On Wednesday, the Associated Press reported on the findings of an economic study on the $16 billion tunnels project. The study was commissioned last year by the state’s Natural Resources Agency, but not publicly released.

According to the article, the study, completed by economist David Sunding of the University of California, Berkeley, was discovered during a public records request by Restore the Delta, a group that opposes the tunnels project.

“Giant tunnels that Gov. Jerry Brown wants to build to haul water across California are economically feasible only if the federal government bears a third of the nearly $16 billion cost because local water districts may not benefit as expected, according to an analysis that the state commissioned last year but never released,” the AP reported. “The findings run counter to longstanding state pledges that the districts that would get water from the tunnels would pay the full cost.”

The group Californians for Water Security, which is in favor of the tunnels project, released a statement, which said that the study was “a year-old, draft analysis that is incomplete and doesn’t account for the latest thinking on the financing of this project.”

Innovating Around Water Data

Policy wonks and techies rejoice: The second annual California Water Policy Challenge, held by Imagine H2O, a water innovation accelerator, was announced this week to help drive innovations in water data.

“California’s success in renewable energy is largely a result of policy innovation,” said Buzz Thompson, professor of Stanford Law School and director of the Woods Institute for the Environment who will also be judging the challenge. “It’s time California gave water the same attention it has given energy.
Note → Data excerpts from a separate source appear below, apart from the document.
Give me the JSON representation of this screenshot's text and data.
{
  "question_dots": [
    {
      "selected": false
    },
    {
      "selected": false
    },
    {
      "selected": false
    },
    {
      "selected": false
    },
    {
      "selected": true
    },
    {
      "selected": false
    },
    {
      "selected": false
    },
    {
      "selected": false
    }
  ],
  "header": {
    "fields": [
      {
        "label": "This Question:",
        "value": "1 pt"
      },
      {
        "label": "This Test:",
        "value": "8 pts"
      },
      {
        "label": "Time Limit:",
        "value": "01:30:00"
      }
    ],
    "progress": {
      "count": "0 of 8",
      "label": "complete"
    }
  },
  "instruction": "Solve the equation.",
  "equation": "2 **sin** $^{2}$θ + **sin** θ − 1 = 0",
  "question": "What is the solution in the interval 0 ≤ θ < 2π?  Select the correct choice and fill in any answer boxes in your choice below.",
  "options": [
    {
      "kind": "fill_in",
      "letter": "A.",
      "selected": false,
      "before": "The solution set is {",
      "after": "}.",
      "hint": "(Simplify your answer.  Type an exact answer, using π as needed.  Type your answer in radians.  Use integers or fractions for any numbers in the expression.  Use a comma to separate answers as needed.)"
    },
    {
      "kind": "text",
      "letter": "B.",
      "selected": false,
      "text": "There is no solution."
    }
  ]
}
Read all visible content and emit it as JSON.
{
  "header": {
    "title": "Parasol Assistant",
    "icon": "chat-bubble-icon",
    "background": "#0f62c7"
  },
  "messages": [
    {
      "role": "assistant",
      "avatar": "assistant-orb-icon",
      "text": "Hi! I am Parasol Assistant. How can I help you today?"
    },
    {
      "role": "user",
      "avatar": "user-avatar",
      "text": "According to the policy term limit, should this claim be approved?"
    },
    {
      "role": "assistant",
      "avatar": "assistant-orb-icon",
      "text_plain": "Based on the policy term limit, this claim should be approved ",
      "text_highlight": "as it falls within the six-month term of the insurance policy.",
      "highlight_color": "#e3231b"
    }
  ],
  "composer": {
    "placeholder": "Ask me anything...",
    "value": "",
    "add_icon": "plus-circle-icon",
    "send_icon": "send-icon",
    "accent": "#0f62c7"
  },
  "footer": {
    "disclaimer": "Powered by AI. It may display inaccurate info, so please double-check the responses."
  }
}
IH2O’s program allows us to identify practical, intelligent policy approaches that can get water data solutions deployed in California.”

If that wasn’t motivation enough, there is also $40,000 at stake, as well as mentorship from experts in the field. You can also see information about the winners of the 2016 challenge here.

Water and data is a hot topic in California these days. The announcement came just days after the Water Data Summit was held at Stanford, convened by the California Data Collaborative, which is a coalition of water utilities that have embarked on a project using data to help advance water management.